This repository contains code for the computational screening workflow used in the paper "Exhaustive mapping of the zeolite-template chemical space" by Xie et. al. If you use our code and data, please cite our cite our manuscript:
@misc{xie_exhaustive_2024,
title = {An exhaustive mapping of zeolite-template chemical space},
copyright = {https://creativecommons.org/licenses/by-nc/4.0/},
url = {https://chemrxiv.org/engage/chemrxiv/article-details/66f8658812ff75c3a1cb235d},
doi = {10.26434/chemrxiv-2024-d74sw},
language = {en},
urldate = {2024-10-10},
author = {Xie, Mingrou and Schwalbe-Koda, Daniel and Semanate-Esquivel, Yolanda M. and Bello-Jurado, Estafanía and Hoffman, Alexander and Santiago-Reyes, Omar and Paris, Cecilia and Moliner, Manuel and Gómez-Bombarelli, Rafael},
month = oct,
year = {2024},
}
To install the code, clone the repository and install the dependencies using the following commands:
mamba create -f environment.yml
mamba activate zeobind
For Apple Silicon systems, install mamba
first with homebrew, then run bash environment_m1_install.sh
. Note that there might be some libraries with different versions as this repo was originally developed on Linux. Furthermore, when running the bash scripts described below for various tasks, source ~/.zshrc
should be added to the top of the bash script, and the device
flag should be changed to mps
.
The data used in the paper, dataset of hypothetical molecules, as well as predictions across all the IZA framework - hypothetical molecule chemical space, can be found at Materials Data Facility. Download the data and place it in the zeobind/data
directory.
This repo can be used to screen molecules from pre-generated predictions over the entire hypothetical OSDA library and experimentally known zeolites, predict for new molecules, and train models for each of the three prediction tasks described in the manuscript. Each functionality is described below. To learn more about the available user-specified inputs, read the argparse
portion of the python script that is called in the corresponding bash script.

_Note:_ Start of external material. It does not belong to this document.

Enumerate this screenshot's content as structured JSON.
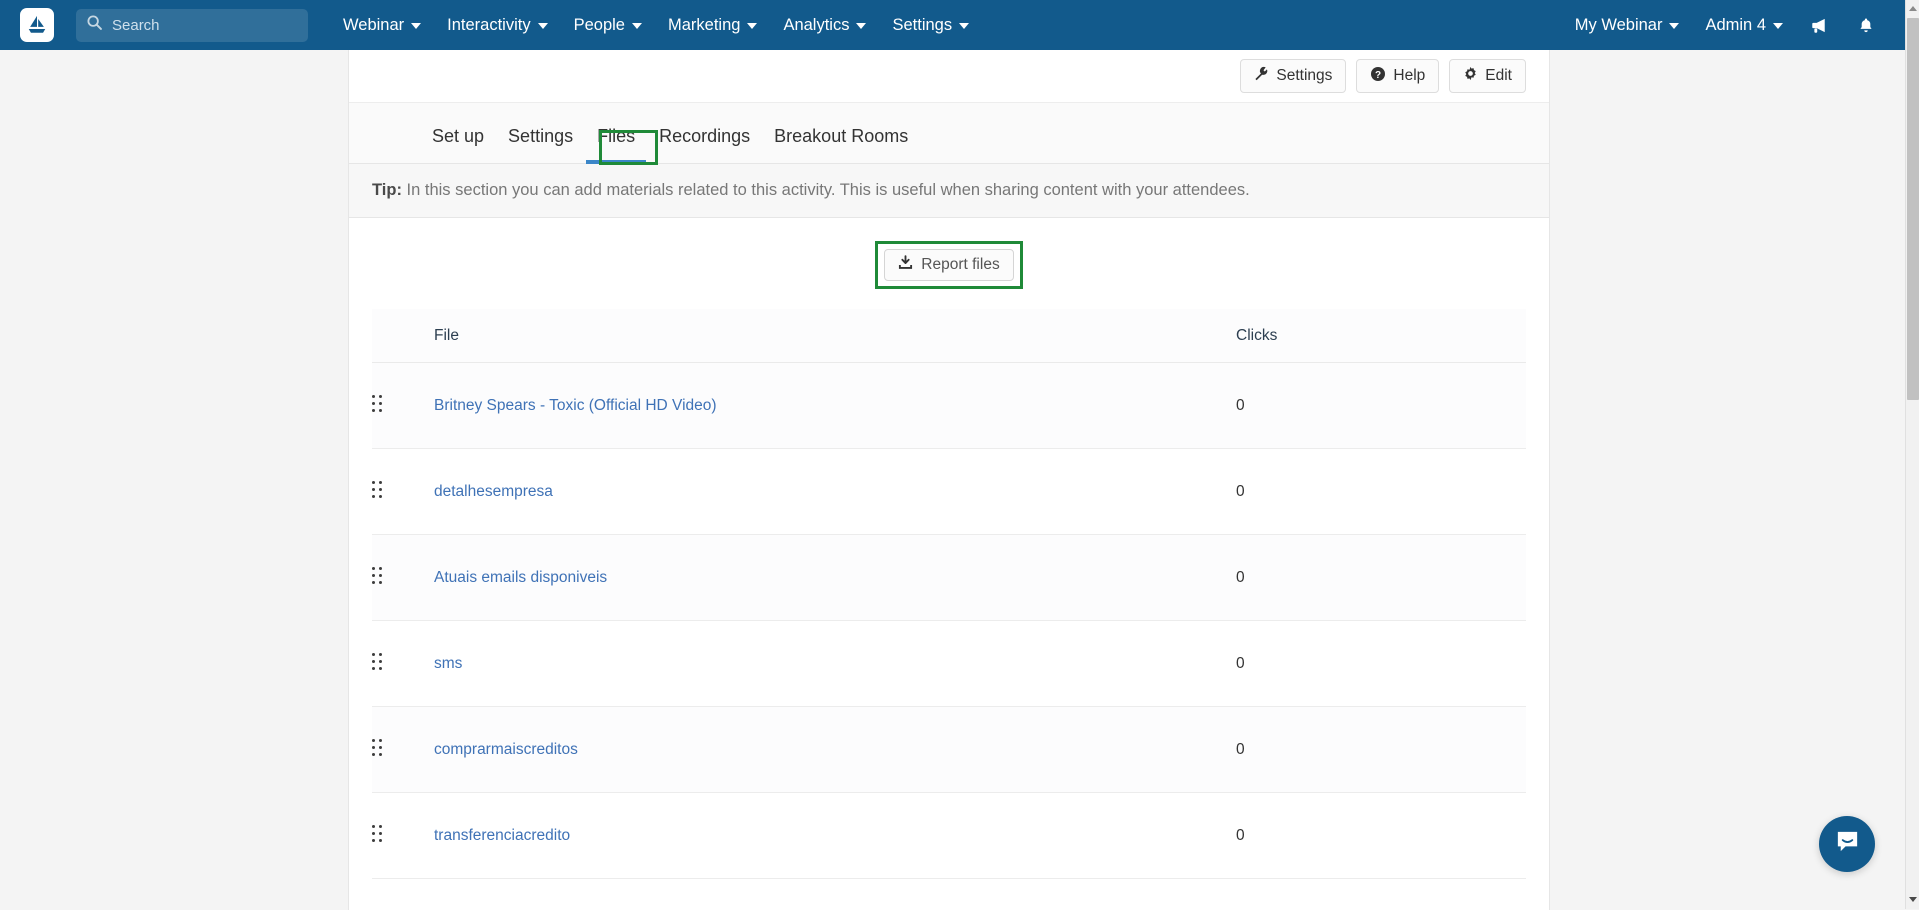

We provide an example bash script for screening for molecules for a targeted framework using the pre-generated predictions stored inside data/predictions
.
Example bash scripts, which are also the ones used in the paper's CHA and ERI case studies, can be found at run_scripts/inference/screen_{cha,eri}.sh
. The example script takes as input the target framework, desired charge of the molecule and down selection filters, and screens the already generated predicted binding energies of hypothetical molecules and saves the final pool of selected molecules. Run
bash run_scripts/inference/screen_cha.sh
If you have a new set of molecules you would like to predict on, an example bash script can be found at run_scripts/predict.sh
. It takes as input the list of molecules and list of zeolites, generates conformers and computes descriptors based on them for each molecule, reads the already generated descriptors for the zeolite, and then predicts and saves the binding energies. Change the task
flag depending on which of the three tasks you would like to predict for.
bash run_scripts/inference/predict.sh
To train models, example bash scripts can be found at run_scripts/training/
. It requires the training dataset, data splits, molecule and zeolite input files, and model architecture and training parameters.
bash run_scripts/training/binary/template.sh
The notebooks in the notebooks
directory generate metrics and figures reported in the paper.